Family should be focus of concernJanuary 30, 1993
Holy Father urges Council for the Family
to encourage initiatives in the particular Churches
On Saturday, 30 January, the Holy Father addressed the plenary
assembly of the Pontifical Council for the Family. In his address, given in
Italian, the Pope mentioned the sacrifice of Carla Levati Ardenghi, a
28-year-old woman from Italy's Bergamo area, who, with the support of her
husband and 10-year-old son, refused treatment for her cancer and an abortion,
either of which would have caused the death of her unborn child. She died on 26
January, eight hours after the premature birth of Stefano.
Your Eminences,
Your Excellencies, Members of the Executive Committee,
Dear Married Couples,
Members of the Pontifical Council for the Family,
1. It is a great joy for me to meet you at the conclusion of the plenary
meeting with which you have chosen to begin this new year of activities. To all
I address my respectful and cordial greetings, with an expression of particular
gratitude to Cardinal Alfonso López Trujillo, who has nobly conveyed your common
sentiments, recounting in rapid summary the course of your work and underscoring
the task of service to the family and to life, the purpose for which the
Pontifical Council was established.
The theme upon which you decided to reflect, "The diocesan structures of
the family apostolate", is one of special importance, particularly in view of
the approaching International Year of the Family, which will be celebrated in
1994.
You know well how the apostolate of the family and of life
plays a privileged role in the Church and in the ministry of the Vicar of
Christ, especially in today's social context. Even today, in fact, both of these
realities are subject to particularly insidious attacks which come at times from
those very institutions from which one could rightly expect protection and
support. However, individual signs of hope are not lacking, such as that
afforded by the event which is receiving much attention in the media these days:
a mother, a father, a son - a family, that is - who have made a moving
agreement of love to ensure that access to life is not denied to a new
human being.
Therefore, much insistence is rightly being placed today on the central
position that should be given the family apostolate in planning the activities
of Dioceses and Episcopal Conferences. Evangelization in fact necessarily
passes through the family which is, in turn, the object and the subject of
the Gospel proclamation. "To the extent in which the Christian family accepts
the Gospel and matures in faith, it becomes an evangelizing community" (Familiaris
consortio, n. 52). The strength and stability of the family fabric represent
favourable conditions for the soundness of the Christian community and of all
society.
Every local Church should promote the family
2. The same problems which marriage and the family encounter
stimulate the creativity of those involved in the family apostolate, the heart
of evangelization.
I had occasion to recall this in my meeting with the Bishops in charge of
the Family Apostolate Commissions in Africa who met at the Pontifical Council
for the Family from 28 September to 2 October 1992. While trusting in the action
of the Spirit, the soul and guide of the Church, Dioceses, parishes, and
apostolic movements cannot fail to make it their concern that suitable
structures be set up to ensure an adequate response to the present
challenges affecting the institution of the family.

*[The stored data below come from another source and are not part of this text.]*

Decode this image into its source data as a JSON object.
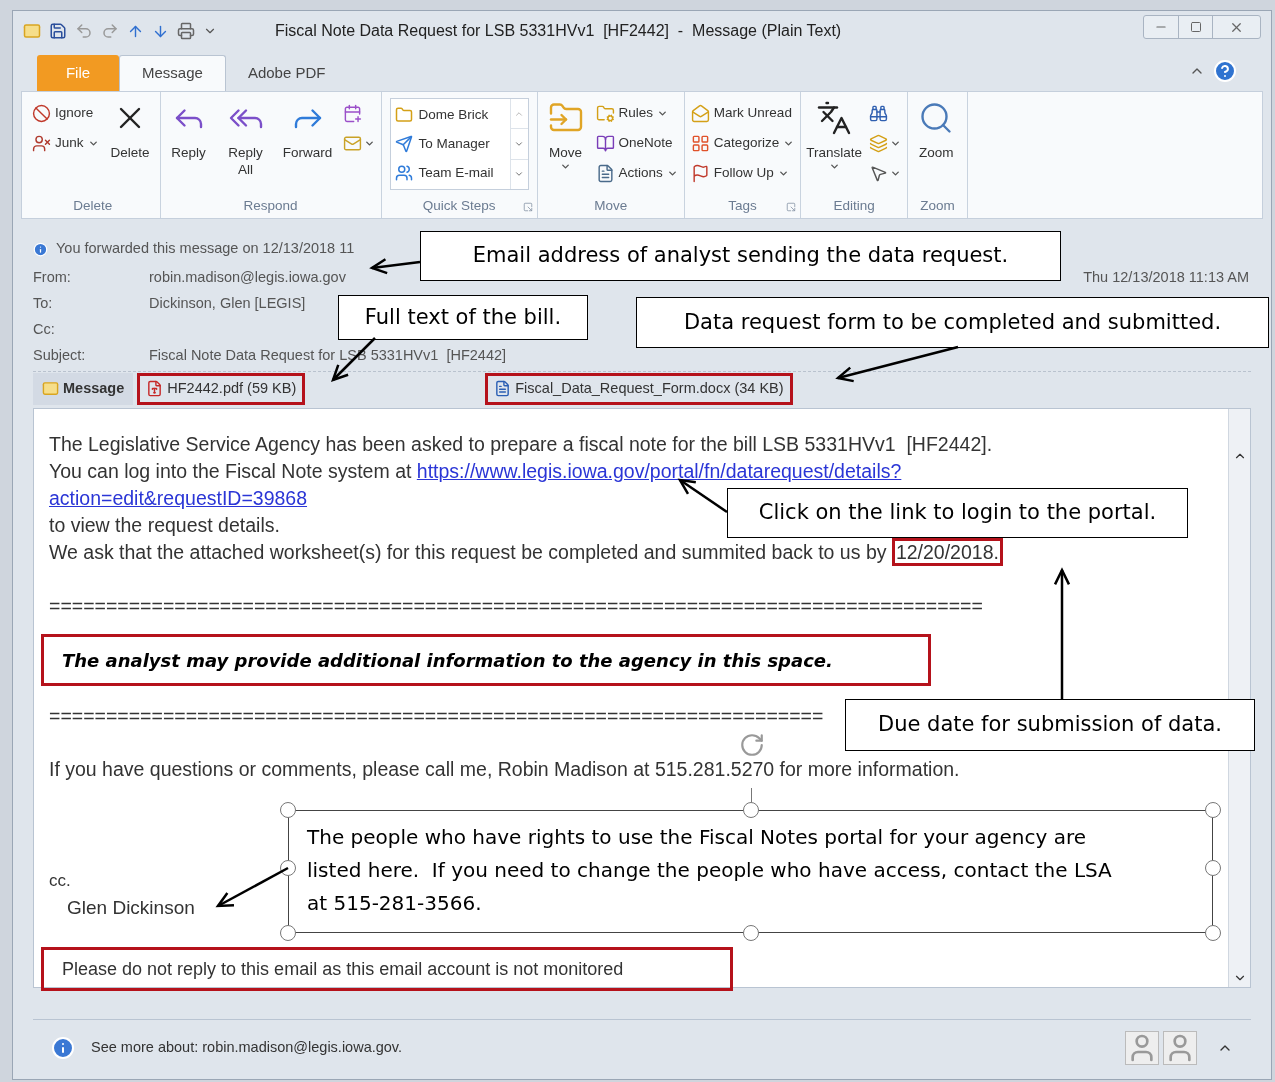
{
  "window": {
    "title": "Fiscal Note Data Request for LSB 5331HVv1  [HF2442]  -  Message (Plain Text)"
  },
  "tabs": [
    {
      "label": "File",
      "kind": "file",
      "selected": false
    },
    {
      "label": "Message",
      "kind": "tab",
      "selected": true
    },
    {
      "label": "Adobe PDF",
      "kind": "tab",
      "selected": false
    }
  ],
  "ribbon": [
    {
      "label": "Delete",
      "kind": "buttons",
      "launcher": false,
      "columns": [
        [
          {
            "kind": "small",
            "label": "Ignore",
            "dropdown": false
          },
          {
            "kind": "small",
            "label": "Junk",
            "dropdown": true
          }
        ],
        [
          {
            "kind": "large",
            "label": "Delete",
            "dropdown": false
          }
        ]
      ]
    },
    {
      "label": "Respond",
      "kind": "buttons",
      "launcher": false,
      "columns": [
        [
          {
            "kind": "large",
            "label": "Reply",
            "dropdown": false
          }
        ],
        [
          {
            "kind": "large",
            "label": "Reply All",
            "dropdown": false
          }
        ],
        [
          {
            "kind": "large",
            "label": "Forward",
            "dropdown": false
          }
        ],
        [
          {
            "kind": "icon",
            "dropdown": false
          },
          {
            "kind": "icon",
            "dropdown": true
          }
        ]
      ]
    },
    {
      "label": "Quick Steps",
      "kind": "gallery",
      "launcher": true,
      "items": [
        "Dome Brick",
        "To Manager",
        "Team E-mail"
      ]
    },
    {
      "label": "Move",
      "kind": "buttons",
      "launcher": false,
      "columns": [
        [
          {
            "kind": "large",
            "label": "Move",
            "dropdown": true
          }
        ],
        [
          {
            "kind": "small",
            "label": "Rules",
            "dropdown": true
          },
          {
            "kind": "small",
            "label": "OneNote",
            "dropdown": false
          },
          {
            "kind": "small",
            "label": "Actions",
            "dropdown": true
          }
        ]
      ]
    },
    {
      "label": "Tags",
      "kind": "buttons",
      "launcher": true,
      "columns": [
        [
          {
            "kind": "small",
            "label": "Mark Unread",
            "dropdown": false
          },
          {
            "kind": "small",
            "label": "Categorize",
            "dropdown": true
          },
          {
            "kind": "small",
            "label": "Follow Up",
            "dropdown": true
          }
        ]
      ]
    },
    {
      "label": "Editing",
      "kind": "buttons",
      "launcher": false,
      "columns": [
        [
          {
            "kind": "large",
            "label": "Translate",
            "dropdown": true
          }
        ],
        [
          {
            "kind": "icon",
            "dropdown": false
          },
          {
            "kind": "icon",
            "dropdown": true
          },
          {
            "kind": "icon",
            "dropdown": true
          }
        ]
      ]
    },
    {
      "label": "Zoom",
      "kind": "buttons",
      "launcher": false,
      "columns": [
        [
          {
            "kind": "large",
            "label": "Zoom",
            "dropdown": false
          }
        ]
      ]
    }
  ],
  "header": {
    "info": "You forwarded this message on 12/13/2018 11",
    "sent": "Thu 12/13/2018 11:13 AM",
    "fields": [
      {
        "label": "From:",
        "value": "robin.madison@legis.iowa.gov"
      },
      {
        "label": "To:",
        "value": "Dickinson, Glen [LEGIS]"
      },
      {
        "label": "Cc:"
      },
      {
        "label": "Subject:",
        "value": "Fiscal Note Data Request for LSB 5331HVv1  [HF2442]"
      }
    ],
    "attachments": [
      {
        "label": "Message",
        "kind": "message",
        "selected": true,
        "highlighted": false
      },
      {
        "label": "HF2442.pdf (59 KB)",
        "kind": "pdf",
        "selected": false,
        "highlighted": true
      },
      {
        "label": "Fiscal_Data_Request_Form.docx (34 KB)",
        "kind": "word",
        "selected": false,
        "highlighted": true
      }
    ]
  },
  "body": {
    "intro": "The Legislative Service Agency has been asked to prepare a fiscal note for the bill LSB 5331HVv1  [HF2442].",
    "login_text": "You can log into the Fiscal Note system at",
    "link_lines": [
      "https://www.legis.iowa.gov/portal/fn/datarequest/details?",
      "action=edit&requestID=39868"
    ],
    "view_text": "to view the request details.",
    "due_text": "We ask that the attached worksheet(s) for this request be completed and summited back to us by",
    "due_date": {
      "text": "12/20/2018.",
      "highlighted": true
    },
    "separators": [
      "==================================================================================",
      "===================================================================="
    ],
    "note": {
      "text": "The analyst may provide additional information to the agency in this space.",
      "highlighted": true
    },
    "contact": "If you have questions or comments, please call me, Robin Madison at 515.281.5270 for more information.",
    "cc_label": "cc.",
    "cc_name": "Glen Dickinson",
    "footer_note": {
      "text": "Please do not reply to this email as this email account is not monitored",
      "highlighted": true
    }
  },
  "callouts": [
    {
      "kind": "callout",
      "text": "Email address of analyst sending the data request."
    },
    {
      "kind": "callout",
      "text": "Full text of the bill."
    },
    {
      "kind": "callout",
      "text": "Data request form to be completed and submitted."
    },
    {
      "kind": "callout",
      "text": "Click on the link to login to the portal."
    },
    {
      "kind": "callout",
      "text": "Due date for submission of data."
    },
    {
      "kind": "textbox",
      "text": "The people who have rights to use the Fiscal Notes portal for your agency are listed here.  If you need to change the people who have access, contact the LSA at 515-281-3566."
    }
  ],
  "people_pane": {
    "text": "See more about: robin.madison@legis.iowa.gov."
  }
}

"Every local Church", I wrote in the Apostolic Exhortation Familiaris
Consortio, "and, in more particular terms, every parochial community, must
become more vividly aware of the grace and responsibility that it receives from
the Lord in order that it may promote the pastoral care of the family. No plan
for organized pastoral work, at any level, must ever fail to take into
consideration the pastoral care of the family" (n. 70).
It would be useful and opportune in the Episcopal Conferences for the
Family Life Commissions to assume tasks similar to those which the Apostolic
Constitution Pastor Bonus indicated for your Pontifical Council (cf. nn.

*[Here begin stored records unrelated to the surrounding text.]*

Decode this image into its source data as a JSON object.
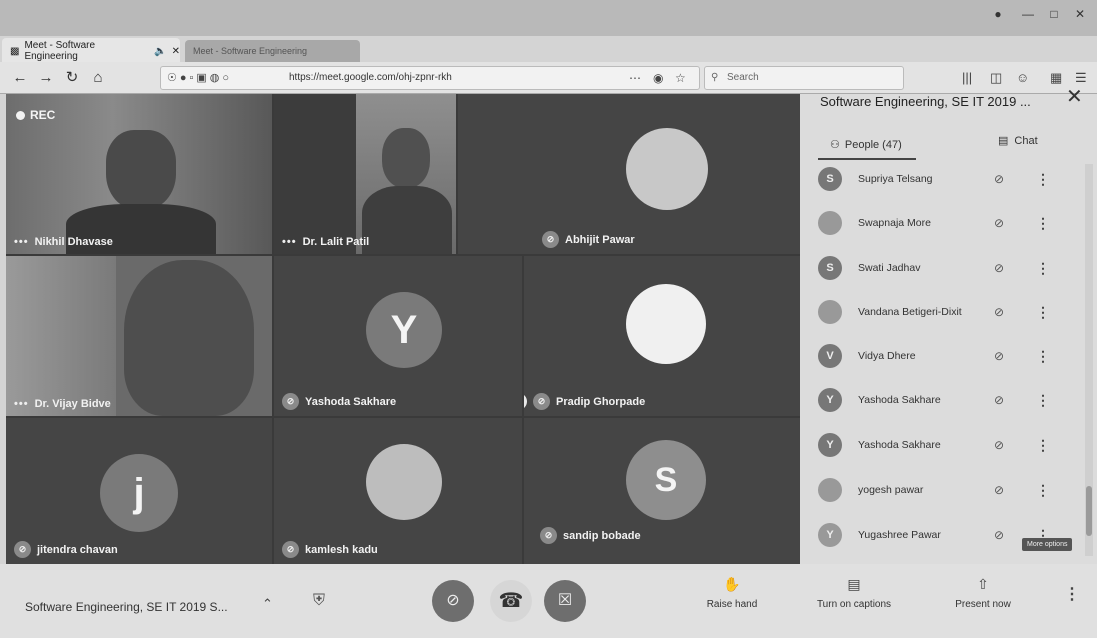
{
  "browser": {
    "active_tab": "Meet - Software Engineering",
    "inactive_tab": "Meet - Software Engineering",
    "url": "https://meet.google.com/ohj-zpnr-rkh",
    "search_placeholder": "Search"
  },
  "recording_label": "REC",
  "tiles": [
    {
      "name": "Nikhil Dhavase"
    },
    {
      "name": "Dr. Lalit Patil"
    },
    {
      "name": "Abhijit Pawar"
    },
    {
      "name": "Dr. Vijay Bidve"
    },
    {
      "name": "Yashoda Sakhare",
      "initial": "Y"
    },
    {
      "name": "Pradip Ghorpade"
    },
    {
      "name": "jitendra chavan",
      "initial": "j"
    },
    {
      "name": "kamlesh kadu"
    },
    {
      "name": "sandip bobade",
      "initial": "S"
    }
  ],
  "panel": {
    "title": "Software Engineering, SE IT 2019 ...",
    "people_tab": "People (47)",
    "chat_tab": "Chat",
    "more_options_tooltip": "More options",
    "people": [
      {
        "name": "Supriya Telsang",
        "initial": "S"
      },
      {
        "name": "Swapnaja More",
        "initial": ""
      },
      {
        "name": "Swati Jadhav",
        "initial": "S"
      },
      {
        "name": "Vandana Betigeri-Dixit",
        "initial": ""
      },
      {
        "name": "Vidya Dhere",
        "initial": "V"
      },
      {
        "name": "Yashoda Sakhare",
        "initial": "Y"
      },
      {
        "name": "Yashoda Sakhare",
        "initial": "Y"
      },
      {
        "name": "yogesh pawar",
        "initial": ""
      },
      {
        "name": "Yugashree Pawar",
        "initial": "Y"
      }
    ]
  },
  "bottom": {
    "meeting_title": "Software Engineering, SE IT 2019 S...",
    "raise_hand": "Raise hand",
    "captions": "Turn on captions",
    "present": "Present now"
  },
  "icons": [
    "mic-off-icon",
    "hang-up-icon",
    "camera-off-icon",
    "hand-icon",
    "cc-icon",
    "present-icon",
    "close-icon",
    "people-icon",
    "chat-icon",
    "more-vert-icon"
  ]
}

139-141), with specific pastoral responsibility for serving the family, the
sanctuary of life. This would make possible a more structured relationship
within the Episcopal Conferences themselves and with the individual diocesan
communities.
In the Dioceses, then, it would be important to establish, in accordance
with circumstances and means - for in fact the needs of the urban apostolate are
different from those of the rural apostolate - some efficient coordinating
agencies, so as to strengthen the ecclesial body as a whole, under the active
and supportive intervention of the Bishops, following the lines marked out by
Familiaris consortio and taking due account of the prophetic richness of
Humanae vitae and the directives of the Holy See's Charter on the Rights of
the Family. The Gospel of hope would thus be able to reach the "domestic
churches" in great abundance and, through a renewed and courageous
evangelization which sees the family actively involved in proclaiming the
Gospel, to inject new life-blood into the whole social fabric.
3. The primary task, then, is to form the family so as to enable it to
be a responsible and qualified subject of evangelization. A providential tool
for such a work, which can help family members to grow in the knowledge of the
faith (cf. Catechesi tradendae, n. 68), is also represented by the new
Catechism of the Catholic Church, on the basis of which it will be possible
to complete the planned "Catechism for Families", a clear text, brief and easy
to assimilate. Parents will be able to make use of this in their educational
ministry which, "in so far as it is rooted in and derives from the one mission
of the Church and is ordained to the upbuilding of the one Body of Christ...
must remain in intimate communion and collaborate responsibly with all the other
evangelizing and catechetical activities present and at work in the ecclesial
community at the diocesan and parochial levels' (Familiaris consortio, n.
53).
Marital spirituality is essential to evangelization
The family should also be helped to take part in liturgical life,
whose highest and fullest manifestation is the Eucharist, and to discover
ever more the value and importance of family prayer.
The spirituality of the married couple, without which it is
impossible to live fully the evangelizing mission proper to the family, draws
nourishment from the word of God, following the example of the Mother of
Emmanuel who "treasured all these things and reflected on them in her heart" (Lk
2:19).
I would like here to mention some significant experiences of groups of
families who meet together in order to mature in their faith, to pray together
and, in the light of Gospel values, to evaluate effective ways and means to
intervene responsibly in certain dangerous situations connected with the
acceptance of human life. This would also be a good occasion to mention the
centres for the support of human life that have been set up, initiatives to help
the elderly and the sick, gestures of effective concern for the poorest of the
poor and, especially, for families in need, so that they can feel the solidarity
of those who are called to protect their rights and to promote their dignity
(cf. Encyclical Centesimus annus, n. 28).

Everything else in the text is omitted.